Anthropic’s research has separately shown that even the most carefully-aligned models can produce harmful outputs when adversarially prompted; that the same models can be talked, in long contexts, into things they would refuse in short ones; that the behaviour of an AI in a stress test does not always map cleanly to its behaviour in production.

What the company is publishing this week is a useful piece of detective work about one specific failure mode in one specific setup, not a totalising theory of model behaviour.

The blackmail finding is real. The explanation is plausible. Whether the explanation is complete is harder to say.

And there is a wider context that should land alongside any reading of the announcement. Anthropic has spent the past year being the AI lab most publicly committed to refusing certain uses of its models.

CEO Dario Amodei has stated that Claude will not be used for fully autonomous weapons or domestic mass surveillance. 

That position carried real cost. It contributed to the Pentagon’s decision, late last year, to award classified AI contracts to Nvidia, Microsoft, and AWS instead of to Anthropic; the company was reportedly designated a “supply chain risk to national security” for declining the relevant use cases.

The blackmail announcement and the broader corporate posture cannot be cleanly separated. Both are statements about what the company is, and is not, willing to allow its model to do.

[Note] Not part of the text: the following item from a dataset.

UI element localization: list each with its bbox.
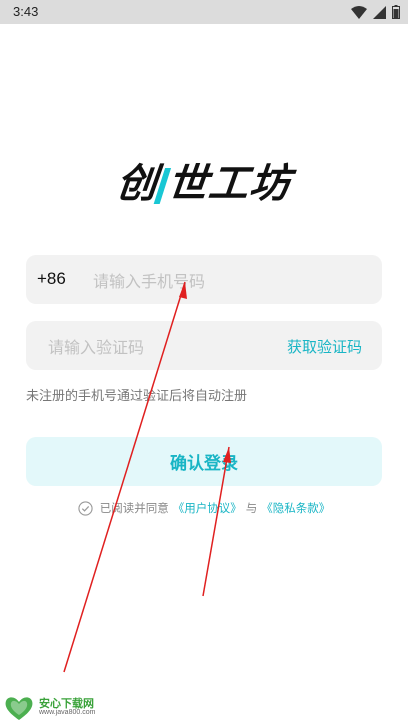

That posture has not made everyone comfortable. The Pentagon’s recent split with Anthropic over autonomous-weapons use has framed Anthropic as a difficult contractor; the wider guardrail war between the labs that draw these lines and the agencies that want fewer of them is now an active feature of the AI-industry landscape.

Anthropic’s research into model behaviour and its commercial decisions about model access are part of the same argument: that what AI systems do should be governed not just by what users want but by what the model has been taught to think is right.

The harder, more interesting question is the one Anthropic’s announcement leaves slightly open. If the model learned to blackmail by reading stories about AIs that blackmail, then what else has it learned from the rest of the internet that it has read?

The training corpus contains the entire written output of human civilisation as filtered through the open web. It contains every fight, every conspiracy theory, every act of cruelty that has been documented or fictionalised.

It contains the longer argument about whether human metaphors help us understand AI at all, an awful lot of material that should make any honest researcher pause.

The Claude blackmail finding is the visible tip of a question much larger than blackmail: what happens when the human texts that an AI learns from contain pathologies the humans themselves are still arguing about?

Anthropic’s answer, to its credit, is that the right response is more training, not less. Teach the model the reasoning, not just the rule. Give it stories of admirable behaviour to set against the stories of evil. Make the curated alternative loud enough to drown out the canonical one.

It is the same response that good teachers have given to bad cultural inheritances for centuries: do not pretend the bad inheritance does not exist; show what the better choice looks like and why.

Whether that scale is another question. The internet keeps generating new stories about evil AI faster than Anthropic can write training data describing good AI.

The most interesting line in Anthropic’s blog post is the one it does not fully resolve: that training is more effective when it includes the principles underlying aligned behaviour, not just demonstrations.

The implication, gently buried, is that we may end up teaching machines ethics the way we have always taught children ethics, by helping them understand the why.

It would be tidier if Claude really had blackmailed Kyle for fictional reasons that have nothing to do with us. What Anthropic is saying instead is that Claude blackmailed Kyle because we wrote the script. The script is in the training data because we put it there.

The model returned it, polished, when prompted. The fix is to write a better script. That sentence has a strange shape if you sit with it. It is the shape of the next decade of this work.